Dietmar Porschen

Mein Name ist Dietmar Porschen, aber in den Hifi-Foren bin ich als Eismann unterwegs. Woher der Spitzname kommt? Naja, mit ca 25 habe ich in einer Band gespielt und da haben die mich DP Eisfach genannt. Das habe ich dann erweitert zu Eismann und als Nickname verwendet.

Jedenfalls habe ich mich schon mit ca 20 in den 80igern für den Eigenbau von Lautsprechern interessiert. Anfangs ging es einfach nur darum, preisgünstig eine Box zum Musikmachen zu bauen. Ziemlich bald merkte ich, wie spannend dieses Thema war. Aber ich habe anfangs eine Menge Lehrgeld bezahlt. Schließlich wollte ich nicht einfach was nachbauen, ohne zu wissen wie es funktioniert. Nach Lektüre von Klingers gelbem Lautsprecherbuch (RPB311) habe ich aus der Not ein Hobby gemacht.
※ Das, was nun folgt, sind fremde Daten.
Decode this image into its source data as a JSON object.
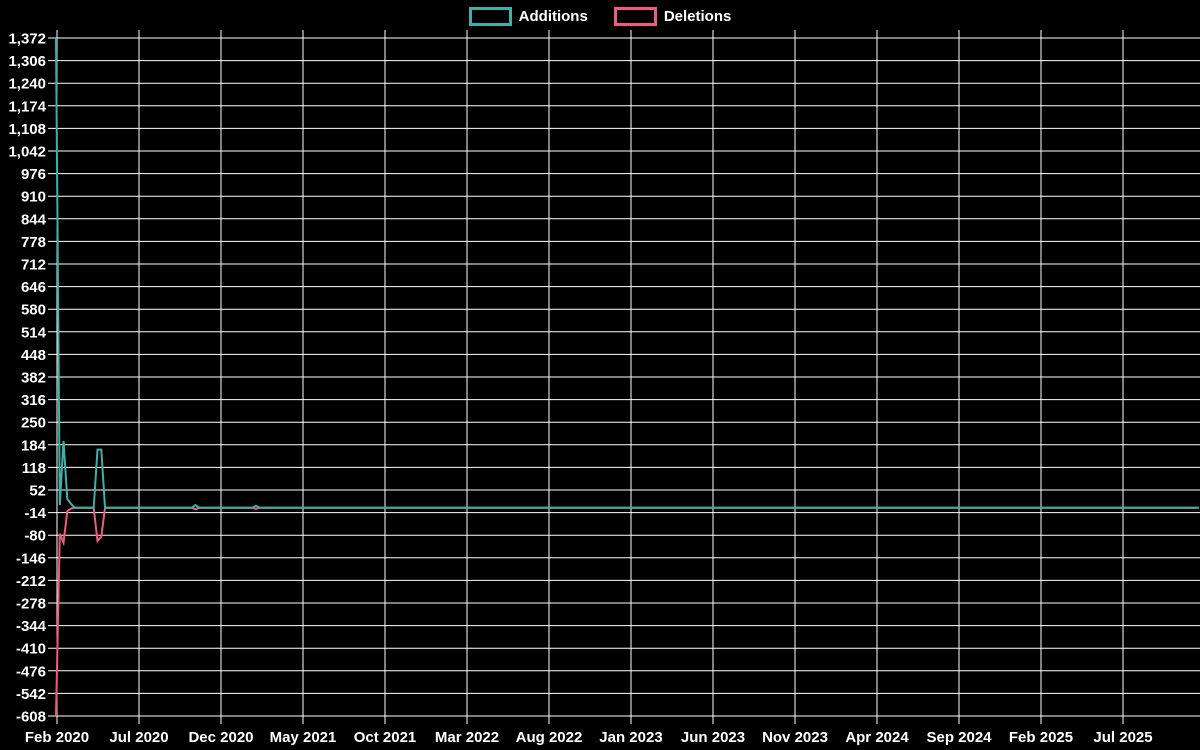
{
  "legend": {
    "position": "top-center",
    "items": [
      {
        "label": "Additions",
        "color": "#3fafaa"
      },
      {
        "label": "Deletions",
        "color": "#ee5c7b"
      }
    ]
  },
  "chart_data": {
    "type": "line",
    "title": "",
    "xlabel": "",
    "ylabel": "",
    "background": "#000000",
    "grid": true,
    "grid_color": "#ffffff",
    "y_axis": {
      "min": -608,
      "max": 1372,
      "step": 66,
      "tick_labels": [
        "1,372",
        "1,306",
        "1,240",
        "1,174",
        "1,108",
        "1,042",
        "976",
        "910",
        "844",
        "778",
        "712",
        "646",
        "580",
        "514",
        "448",
        "382",
        "316",
        "250",
        "184",
        "118",
        "52",
        "-14",
        "-80",
        "-146",
        "-212",
        "-278",
        "-344",
        "-410",
        "-476",
        "-542",
        "-608"
      ]
    },
    "x_axis": {
      "tick_labels": [
        "Feb 2020",
        "Jul 2020",
        "Dec 2020",
        "May 2021",
        "Oct 2021",
        "Mar 2022",
        "Aug 2022",
        "Jan 2023",
        "Jun 2023",
        "Nov 2023",
        "Apr 2024",
        "Sep 2024",
        "Feb 2025",
        "Jul 2025"
      ],
      "tick_month_offsets": [
        0,
        5,
        10,
        15,
        20,
        25,
        30,
        35,
        40,
        45,
        50,
        55,
        60,
        65
      ]
    },
    "weeks": [
      0,
      1,
      2,
      3,
      4,
      5,
      10,
      11,
      12,
      13,
      36,
      37,
      38,
      52,
      53,
      54,
      303
    ],
    "series": [
      {
        "name": "Additions",
        "color": "#3fafaa",
        "values": [
          1372,
          8,
          195,
          26,
          11,
          0,
          0,
          170,
          170,
          0,
          0,
          8,
          0,
          0,
          6,
          0,
          0
        ]
      },
      {
        "name": "Deletions",
        "color": "#ee5c7b",
        "values": [
          -608,
          -76,
          -102,
          -10,
          -2,
          0,
          0,
          -97,
          -85,
          0,
          0,
          -4,
          0,
          0,
          -3,
          0,
          0
        ]
      }
    ]
  }
}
1984 entstand meine erste brauchbare Box: Tieftöner Peerless KP65 in einer TML und Audax Kalotte. Damals gab es keine PC und keine Simu-Programme, jedenfalls nicht für arme Studenten. Hatte einfach alles mit dem Ohren abgestimmt. Immerhin war das kein Bausatz, sondern aus den eigenen Fingern gesaugt. Diese kleinen 2-Wege TML's waren gut genug für die folgenden 7 Jahre. Das ganze war damals noch an einen Denon PM737 angeschlossen. Von der Anlage steht heute noch der Plattenspieler, ein Denon DP37F mit Holzzarge. Es folgte noch eine 4-Weg-Box, aber davon habe ich leider keine Fotos mehr.
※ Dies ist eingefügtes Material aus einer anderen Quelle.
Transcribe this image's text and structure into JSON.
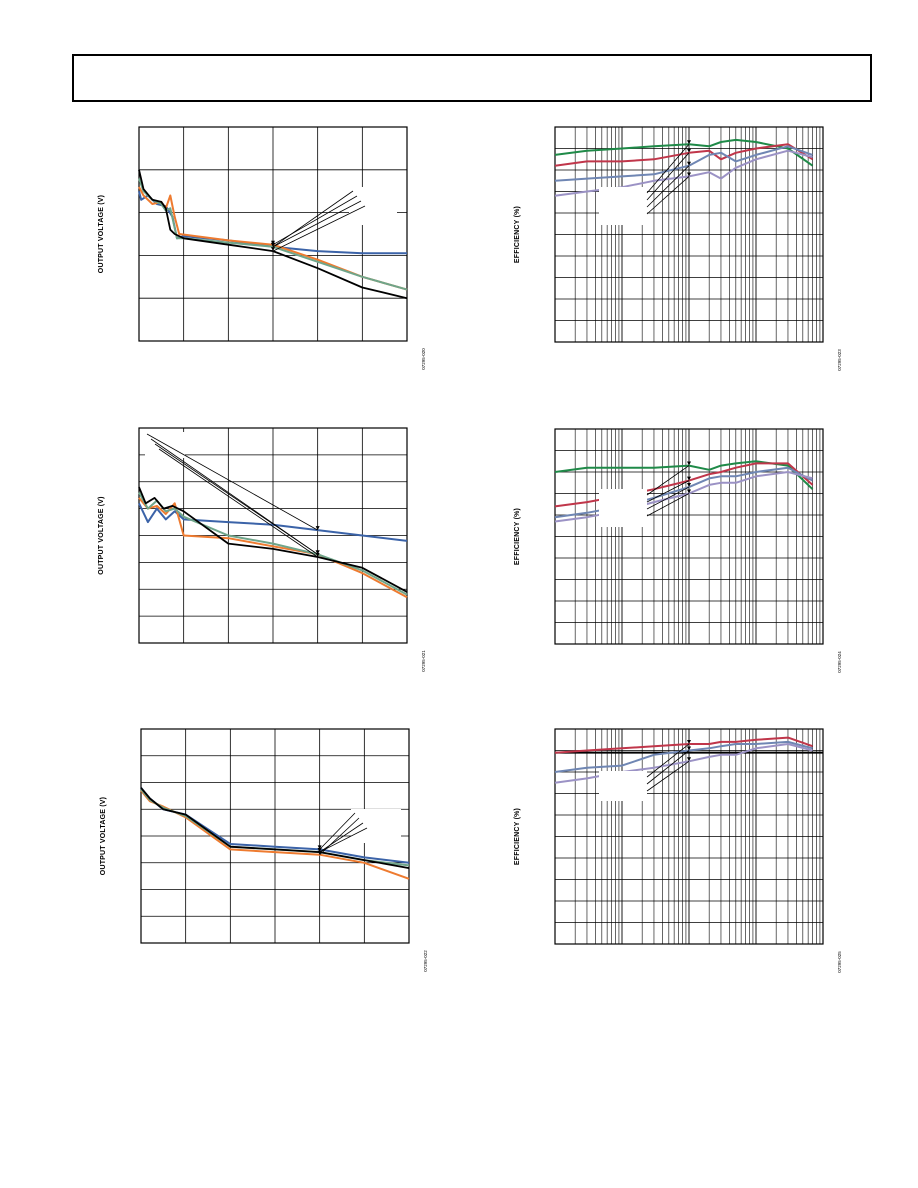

Nach einer großen Hobbypause aus beruflichen und familiären Gründen setzte meine liebe Stieftochter 2006 eine neuen Startschuss. Die einzigen gekauften Boxen nutze sie zum Breakdance Üben und drehte so laut auf, das schließlich nur noch ein Hochtöner leise vor sich hinröchelte.Brüllend

Das war der Punkt, wo ich wiederum aus rein "praktischen Erwägungen" im Internet nach einem passenden Bausatz Ausschau hielt. Und fündig wurde ich bei Theo und Pico auf deren Homepage, wo sie gerade den Bausatz Mindstorm zeigten. Den habe ich als Bassreflex-Variante nachgebaut. Und als ich dann ein Messequipment hatte, musste ich feststellen, was im eigenen Wohnzimmer doch so alles falsch laufen kann....Aber dank der guten Unterstützung von Theo und Pico von hifi-selbstbau.de habe ich vernünftig messen gelernt, und auch meine Raumeinflüsse in den Griff bekommen.

 

In diesem Zimmer steht nun die El Final Kombo, die beim Lautsprecher-Contest 2012 den 1. Preis machte. Die Sateliten werden ab 350 Hz an einem Marantz PM7001 betrieben.

   

Die beiden 12" Bassboxen sind hinter der Anlage versteckt und laufen bis 350 Hz an einem zweiten PM7001. Als aktive Frequenzweiche zwischen Bass und Satelit habe eine MiniDSP 2x4 geschaltet, welche mir Diskus_GL freundlicherweise verkauft hat. Mittel und Hochtöner im Sateliten hängen dagegen an einer passiven Weiche. Zur Entzerrung meines Raumes verwende ich die Filter in der MiniDSP. Der CD-Player ist nun auch von Marantz, Modell CD6002. Als weiterer Zuspieler gibt es einen Linux-Laptop, der über die Profi-Soundkarte M-Audio USB Transit Musikdateien an die Anlage liefert.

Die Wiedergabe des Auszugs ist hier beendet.